His red-bearded master leaned back in his chair and watched him reflectively. The boy was surprised to see that his master's bright red hair was shot with grey.

"And were you afraid?" he asked slowly and deliberately.

The boy hesitated and then shook his head.

"It was not fear that I felt," he said in his frank, rough vernacular. "Yet it is troubling, to come so suddenly and for no reason. The others had removed everything that might give cause for offence. Even watches, it is said, are considered dangerous. But I had not believed it. It is a new thing—and some say that it will be necessary for all of us to go—"

His master sat immersed in thought. Then he asked:

"And you, will you follow the example of the others?"

Wang the Ninth felt that his reputation was at stake. Still there was no doubt or hesitation in his reply:

"How can I forget that Your Honour's house gave me employment and food when I was in want? Whither should I flee even if there were the great danger since I am without parents?"
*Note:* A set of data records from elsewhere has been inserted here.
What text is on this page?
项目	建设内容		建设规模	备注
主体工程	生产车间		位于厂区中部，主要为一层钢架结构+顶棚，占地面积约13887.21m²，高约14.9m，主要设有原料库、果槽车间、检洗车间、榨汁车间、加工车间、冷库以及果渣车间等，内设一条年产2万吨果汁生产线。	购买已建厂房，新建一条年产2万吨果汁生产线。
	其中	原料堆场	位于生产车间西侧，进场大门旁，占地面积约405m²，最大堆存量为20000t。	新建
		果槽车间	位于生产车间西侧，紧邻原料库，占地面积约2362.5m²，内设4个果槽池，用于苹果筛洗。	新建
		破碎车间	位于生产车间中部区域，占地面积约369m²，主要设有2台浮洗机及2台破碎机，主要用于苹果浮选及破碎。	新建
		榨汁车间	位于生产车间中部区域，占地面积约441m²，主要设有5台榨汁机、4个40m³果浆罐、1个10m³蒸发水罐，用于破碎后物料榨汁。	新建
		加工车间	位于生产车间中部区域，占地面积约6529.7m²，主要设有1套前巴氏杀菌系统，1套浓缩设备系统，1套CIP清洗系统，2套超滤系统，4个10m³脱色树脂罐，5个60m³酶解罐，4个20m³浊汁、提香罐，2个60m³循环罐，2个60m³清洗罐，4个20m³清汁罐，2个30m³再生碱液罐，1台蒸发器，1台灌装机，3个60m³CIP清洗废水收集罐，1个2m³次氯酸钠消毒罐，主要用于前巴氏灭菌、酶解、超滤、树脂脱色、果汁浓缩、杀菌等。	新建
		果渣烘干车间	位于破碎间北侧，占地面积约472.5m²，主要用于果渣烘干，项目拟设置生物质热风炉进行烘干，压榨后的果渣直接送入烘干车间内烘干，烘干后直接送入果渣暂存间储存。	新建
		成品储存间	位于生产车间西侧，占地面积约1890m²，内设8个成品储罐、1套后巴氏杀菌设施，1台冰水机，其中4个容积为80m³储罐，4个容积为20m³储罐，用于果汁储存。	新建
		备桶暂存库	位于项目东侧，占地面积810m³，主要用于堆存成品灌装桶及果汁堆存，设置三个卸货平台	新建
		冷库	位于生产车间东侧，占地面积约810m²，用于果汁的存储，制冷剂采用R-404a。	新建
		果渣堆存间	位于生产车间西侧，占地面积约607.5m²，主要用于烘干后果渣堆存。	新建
The master looked at him with approval.

"Show caution," he remarked. "It is wise to show caution now—"

Outside the house Wang the Ninth found all the servants already gathered together discussing what had happened.

"San-mao-tzu—third-class barbarians," they repeated sullenly. "This is a nice business for us who only earn a bare living."

They were plainly frightened. Those who had wives and children in distant parts of the city spoke of the necessity of going. If this suspense continued, the majority would certainly flee. Only the men from the South would not move. For they were strangers, too, that is quasi-foreigners, who feared the mob because of their different speech.

Presently, in a day or two, some foreign soldiers arrived. But there were not many. It was said that thousands might soon come. That night, however, a secret exodus began from all native households scattered throughout the foreign quarter. In carts and on foot the people hastened silently away, abandoning their homes because of their location. The foreigner was becoming accursed—it was not good to continue living near him. The sombre depression grew as before a great disaster. A sudden noise would make every one cease work to see what had happened. Discipline was so relaxed that Wang the Ninth was permitted to go and come as he chose, even the head-groom never chiding him. So the thing developed, slowly yet rather fast, the elements of evil gathering from afar under cover of the dark.